Kegiatan sambang silaturahmi ini bukan sekadar kunjungan rutin, melainkan sebuah upaya strategis kepolisian untuk mentransformasi lahan tidur menjadi area produktif. Langkah ini menjadi bagian dari instruksi pusat dalam menjaga kedaulatan pangan yang dimulai dari unit terkecil, yaitu lingkungan keluarga di pelosok desa.
Inovasi Pertanian di Tengah Keterbatasan Lahan
Dalam pantauan di lapangan, personel Bhabinkamtibmas terlihat membaur bersama warga yang sedang mengelola lahan pekarangan di sekitar hunian mereka. Fokus utama dalam pendampingan kali ini adalah edukasi budidaya tanaman palawija. Salah satu komoditas yang menjadi sorotan adalah tanaman cabai yang tampak tumbuh subur di beberapa area pekarangan milik warga Dusun Bantir.
Melihat potensi tersebut, petugas memberikan arahan teknis agar warga tidak hanya terpaku pada satu jenis tanaman saja. Masyarakat didorong untuk melakukan diversifikasi pertanian dengan menanam komoditas pendukung dapur lainnya seperti terong dan berbagai jenis sayur-sayuran. Pendekatan ini diharapkan mampu menekan pengeluaran rumah tangga sekaligus menjamin ketersediaan pangan yang sehat dan organik bagi warga setempat.
Kapolsek Gerung, Polres Lombok Barat, Polda NTB, AKP Lale Dewi Lungit Tanauran, menegaskan bahwa kehadiran Polri di tengah masyarakat petani dan peternak bertujuan untuk memberikan solusi konkret atas tantangan pangan di masa depan. Beliau menekankan bahwa semangat kemandirian harus dipupuk melalui pendampingan yang konsisten.
“Kami terus memotivasi warga melalui Bhabinkamtibmas agar tidak membiarkan lahan pekarangan mereka kosong. Fokus kami adalah bagaimana mengubah lahan yang terbatas menjadi sumber pangan yang produktif. Ini adalah bagian dari tanggung jawab kami dalam mendukung program pemerintah untuk memperkuat ketahanan pangan nasional dari tingkat akar rumput,” ujar AKP Lale Dewi Lungit Tanauran, Kamis (15/1/2026).
Teknik Polibag Sebagai Solusi Pertanian Modern Desa
Salah satu poin penting dalam edukasi yang disampaikan oleh personel kepolisian adalah mengenai teknik pemanfaatan media tanam polibag.
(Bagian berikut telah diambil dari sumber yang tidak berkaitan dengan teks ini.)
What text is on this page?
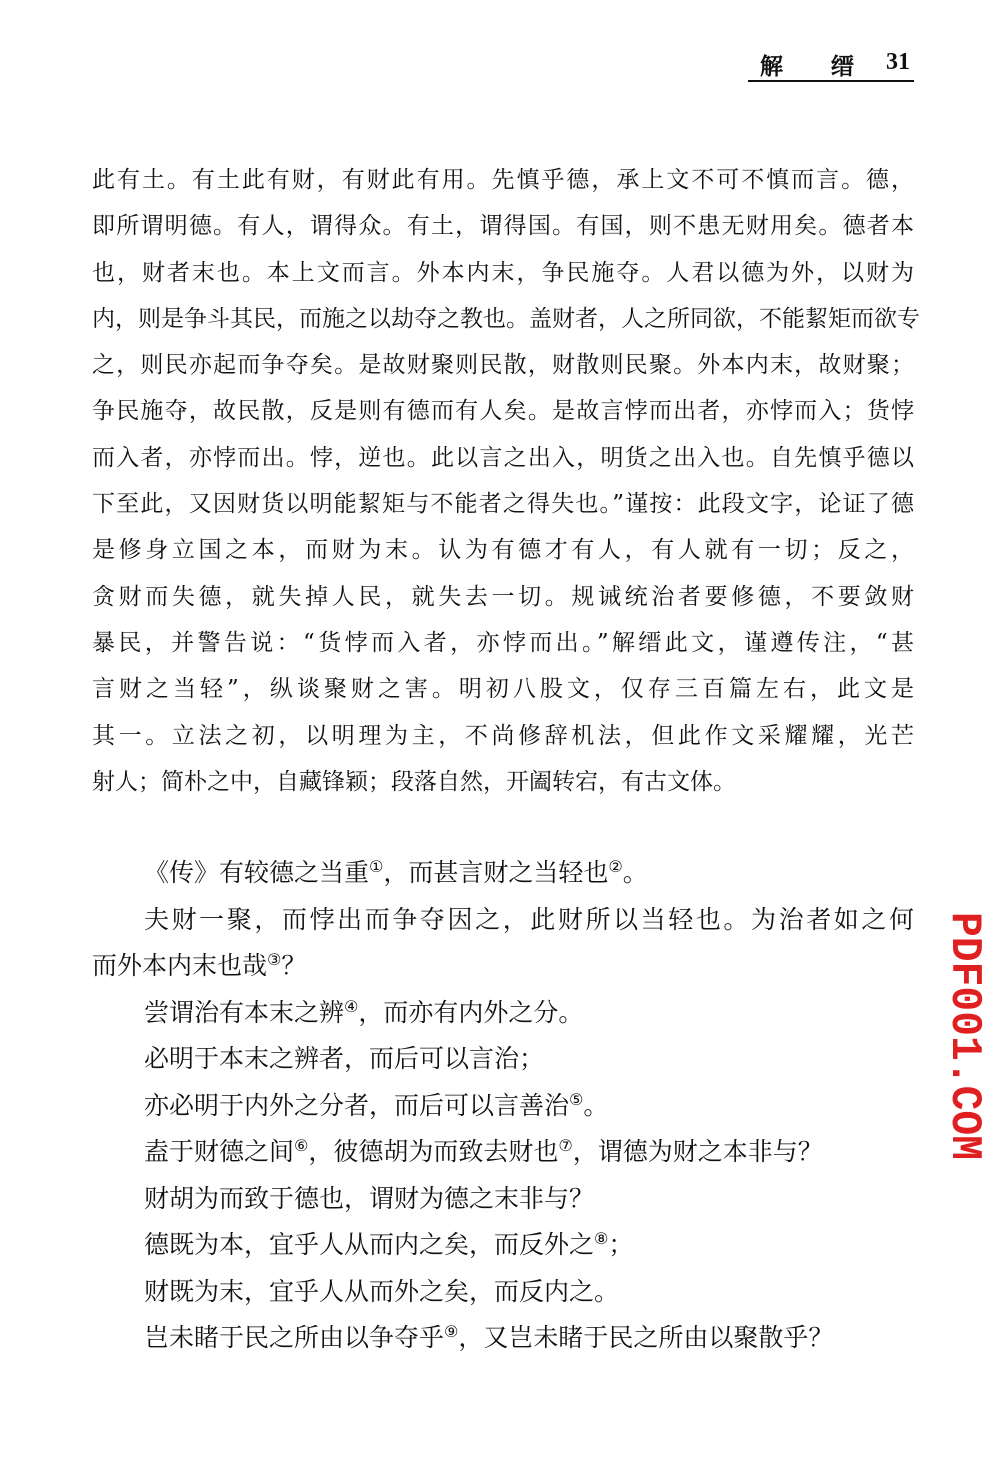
解 缙 31
此有土。有土此有财，有财此有用。先慎乎德，承上文不可不慎而言。德，
即所谓明德。有人，谓得众。有土，谓得国。有国，则不患无财用矣。德者本
也，财者末也。本上文而言。外本内末，争民施夺。人君以德为外，以财为
内，则是争斗其民，而施之以劫夺之教也。盖财者，人之所同欲，不能絜矩而欲专
之，则民亦起而争夺矣。是故财聚则民散，财散则民聚。外本内末，故财聚；
争民施夺，故民散，反是则有德而有人矣。是故言悖而出者，亦悖而入；货悖
而入者，亦悖而出。悖，逆也。此以言之出入，明货之出入也。自先慎乎德以
下至此，又因财货以明能絜矩与不能者之得失也。”谨按：此段文字，论证了德
是修身立国之本，而财为末。认为有德才有人，有人就有一切；反之，
贪财而失德，就失掉人民，就失去一切。规诫统治者要修德，不要敛财
暴民，并警告说：“货悖而入者，亦悖而出。”解缙此文，谨遵传注，“甚
言财之当轻”，纵谈聚财之害。明初八股文，仅存三百篇左右，此文是
其一。立法之初，以明理为主，不尚修辞机法，但此作文采耀耀，光芒
射人；简朴之中，自藏锋颖；段落自然，开阖转宕，有古文体。
《传》有较德之当重①，而甚言财之当轻也②。
夫财一聚，而悖出而争夺因之，此财所以当轻也。为治者如之何
而外本内末也哉③？
尝谓治有本末之辨④，而亦有内外之分。
必明于本末之辨者，而后可以言治；
亦必明于内外之分者，而后可以言善治⑤。
盍于财德之间⑥，彼德胡为而致去财也⑦，谓德为财之本非与？
财胡为而致于德也，谓财为德之末非与？
德既为本，宜乎人从而内之矣，而反外之⑧；
财既为末，宜乎人从而外之矣，而反内之。
岂未睹于民之所由以争夺乎⑨，又岂未睹于民之所由以聚散乎？
PDF001.COM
Teknik ini disarankan bagi warga yang memiliki area tanah terbatas atau lantai pekarangan yang sudah diperkeras. Dengan menggunakan polibag, keterbatasan lahan bukan lagi menjadi penghalang bagi masyarakat untuk bercocok tanam.
Selain sektor pertanian, Polri juga memberikan motivasi kepada warga yang bergerak di sektor peternakan agar tetap konsisten meningkatkan produktivitas mereka. Sinergi antara pertanian palawija dan peternakan dinilai akan menciptakan ekosistem ketahanan pangan yang tangguh di Desa Banyu Urip.
AKP Lale Dewi Lungit Tanauran menambahkan bahwa keberhasilan program ini sangat bergantung pada kesinambungan semangat masyarakat. Ia berharap warga Desa Banyu Urip dapat menjadi pelopor bagi desa-desa lain di Kecamatan Gerung dalam menciptakan lingkungan yang mandiri dan produktif.
“Melalui motivasi yang kami berikan secara rutin, kami ingin masyarakat memiliki kesadaran bahwa pangan adalah kekuatan. Jika setiap rumah tangga mampu memproduksi cabai, terong, dan sayuran sendiri, maka secara ekonomi mereka akan lebih tangguh. Kami dari pihak kepolisian akan selalu hadir untuk memberikan pendampingan dan memastikan program ini berjalan maksimal demi kesejahteraan masyarakat,” pungkasnya.